What constitutes a university lecture? Typically, professors are stationed at the front of the classroom, armed with their notes and possibly a slideshow. Students are planted firmly in their seats, scribbling away as they listen to their professor.
Barske reaffirmed that just because a professor does not touch on a single aspect of their lesson plan, their lesson is not compromised. Students will still be able to grasp the overarching concepts of the class. She also noted that time restrictions can also impede the progress of planned lessons. In light of the new General Degree Requirements (GDR), professors of different departments around the University of Wisconsin-Stevens Point are reevaluating how this information is taught.
Barske said that the new GDRs are being structured with intended learning goals, laying out the skills and knowledge they want students to leave with. These skills include things like working in a group, effective note taking and critical thinking.
In order to mix up the standard lecture style, Barske utilizes a method of instruction called “embodied learning.” Embodied learning is a way for students to “do” the subject matter they will be studying, instead of simply remembering and regurgitating facts, names, dates and other such material.
“We need to redefine how we see knowledge,” Barske said. “We also need to reclaim the idea that we are dynamic complete human beings and that learning does not just take place in the mind.”
Embodied learning can also allow access to tough topics to teach, such as slavery and oppression in world history. Some students would appreciate this change of pace and increased involvement.
“I’d like professors to get students more involved, either with activities or projects,” said junior Jordan Gust.

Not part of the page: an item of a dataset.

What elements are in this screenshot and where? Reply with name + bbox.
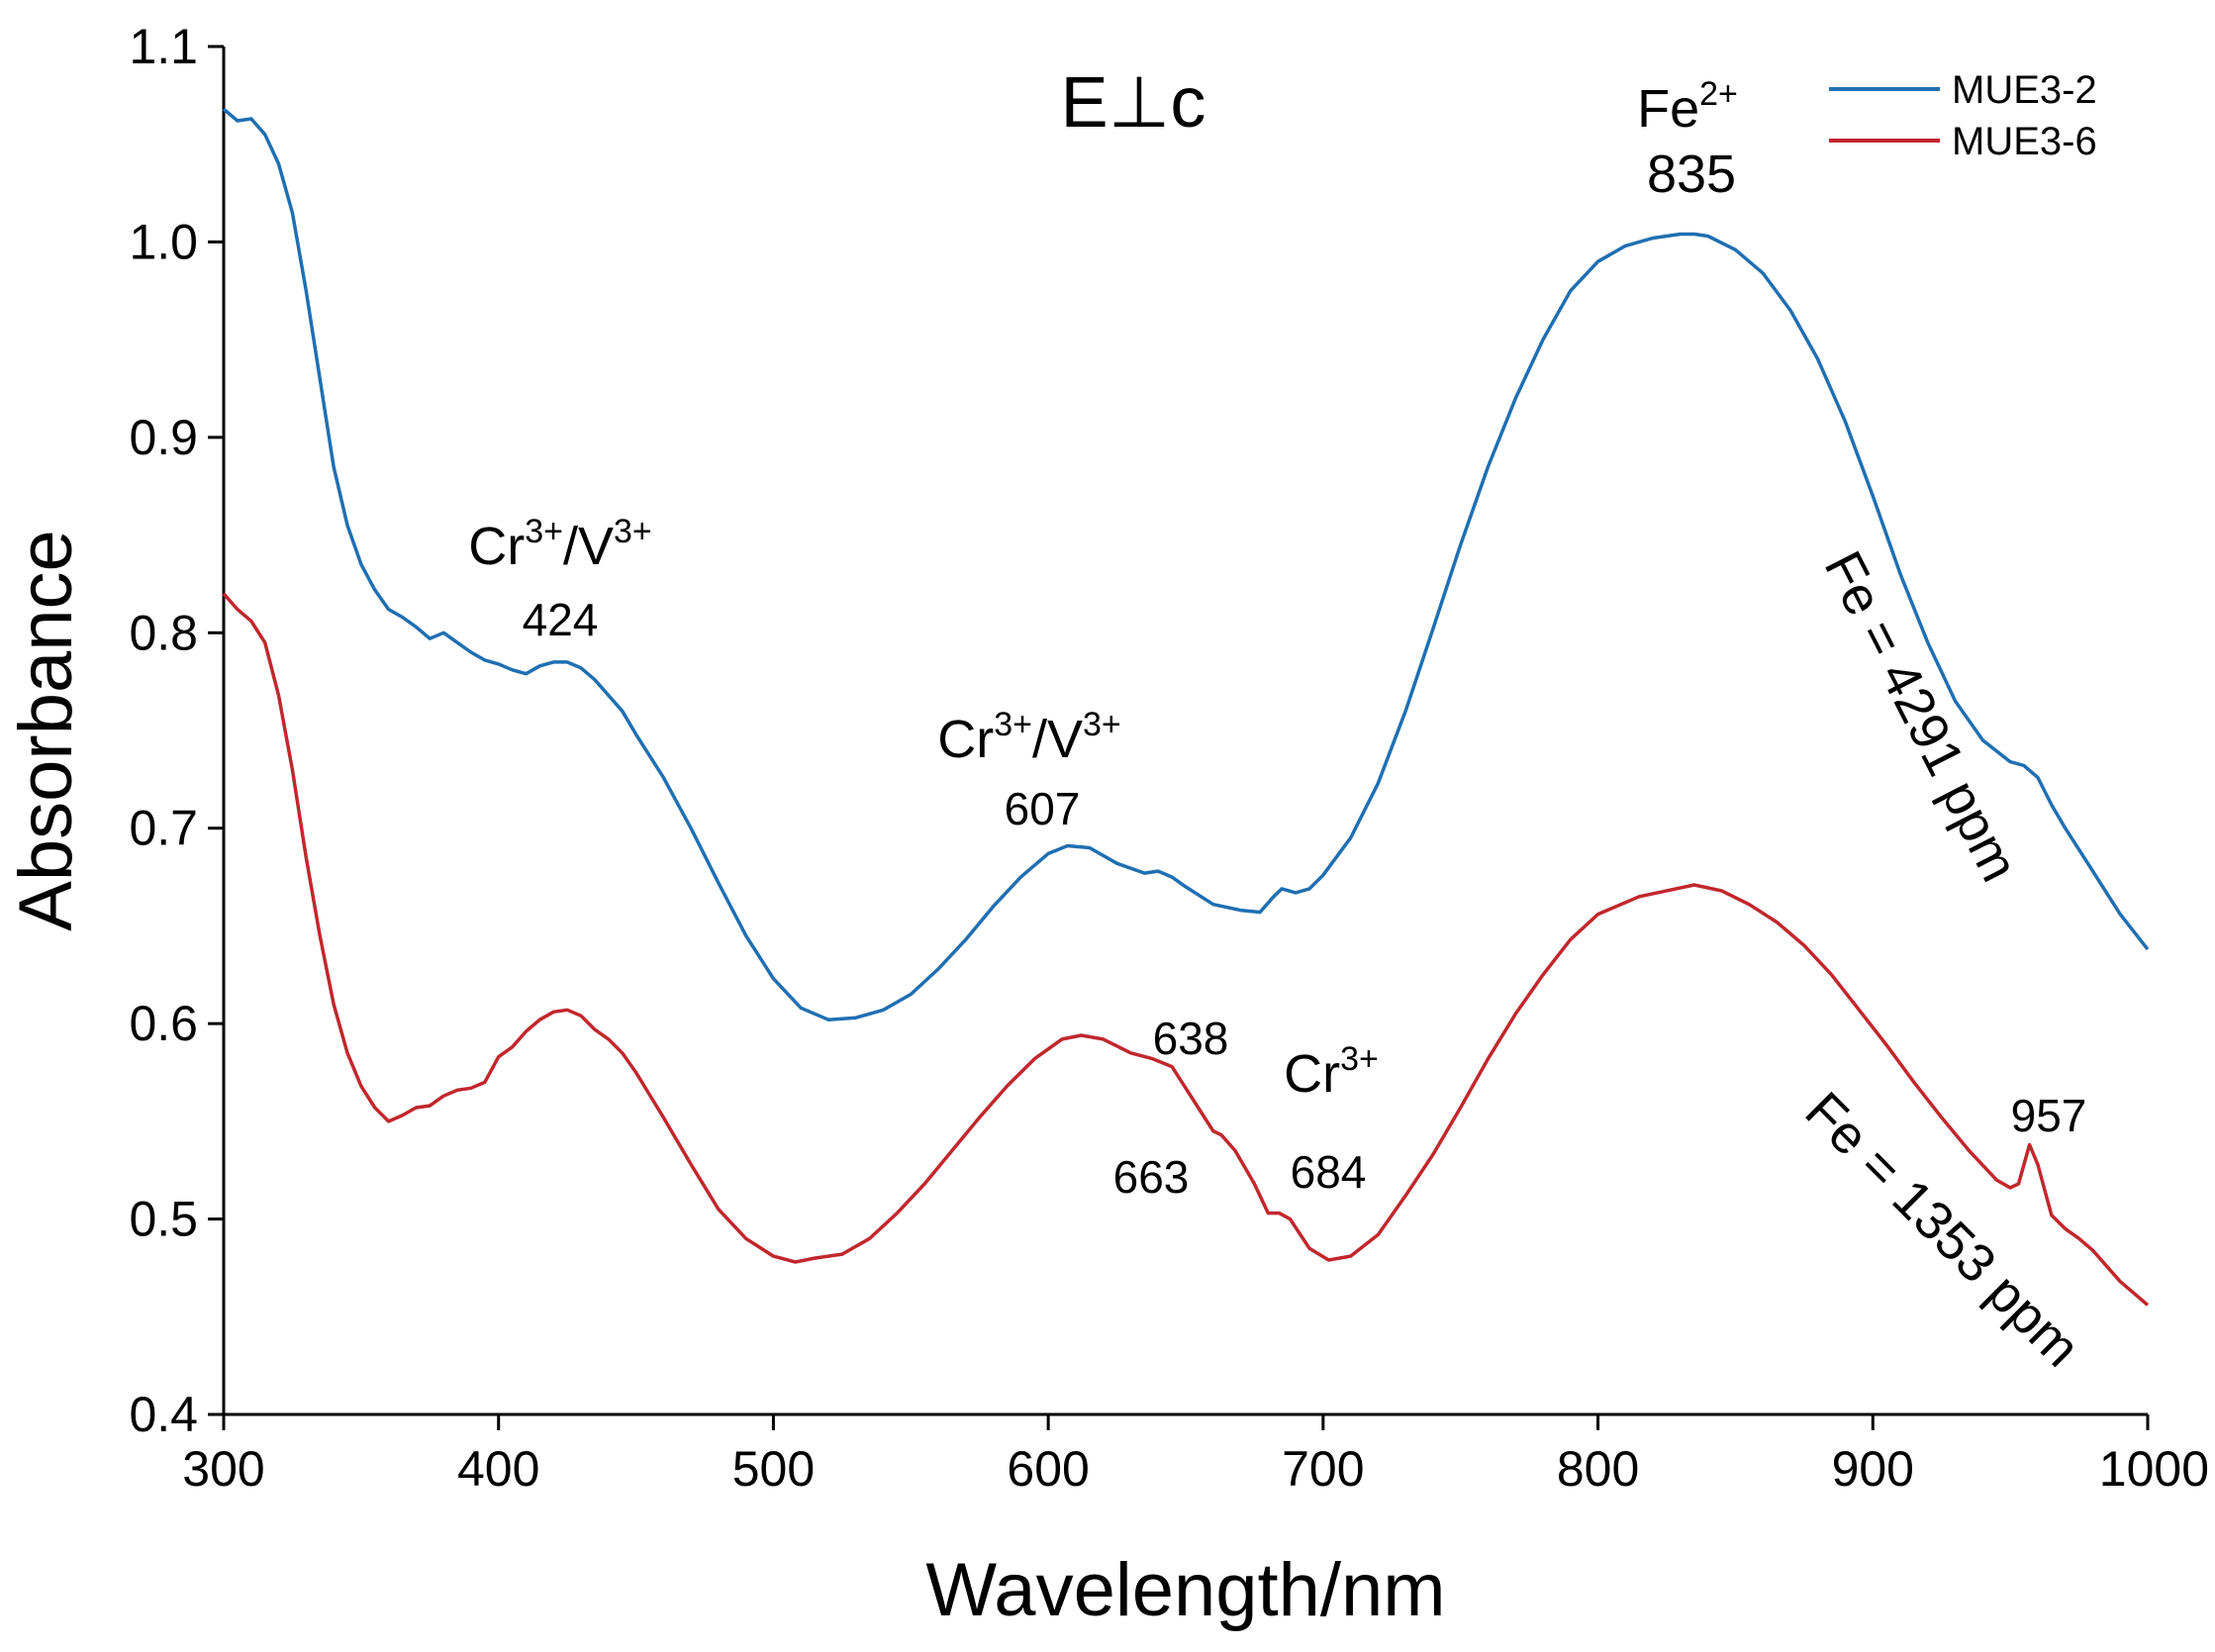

Being honest, Gust said that lectures are fairly boring, especially if the professor is monotone. He said he is more of a hands-on and visual learner, and that typical lectures do not cater to his learning style.
“There are some lectures I do like, but it has to be something I enjoy,” Gust said.
Barske made it clear that she was not criticizing the teaching methods of he colleagues.
“I’m not pointing fingers at other people’s pedagogies, but I am trying to spark a small revolution,” she clarified.
Michael Wesch has created a short Youtube video, “A Vision of Students Today,” in which 200 students from Kansas State University commented online and surveyed themselves about what it is like being a student. Many students in this short documentary briefly explain what their own personal experiences are as students. At the end of the video, words appear on the screen saying: “Some have suggested that technology can save us…some have suggested that technology alone can save us.” Barske shows this video to her class during the first few days of class to help explain her teaching methods.
Often the first impulse when talking about revolutionizing education is to turn to technology. In Barske’s opinion, this is not an effective solution.
“We have to know how to interact with each other,” she said. “Technology is useful, but I’m worried about people not communicating with one another.”
In her History 102 class, Barske tries to promote a sense of community, often assigning small group tasks and readings. As the final project for that class, she will have students come up with their own opinions and political positions on the events of Okinawa, and then act them out.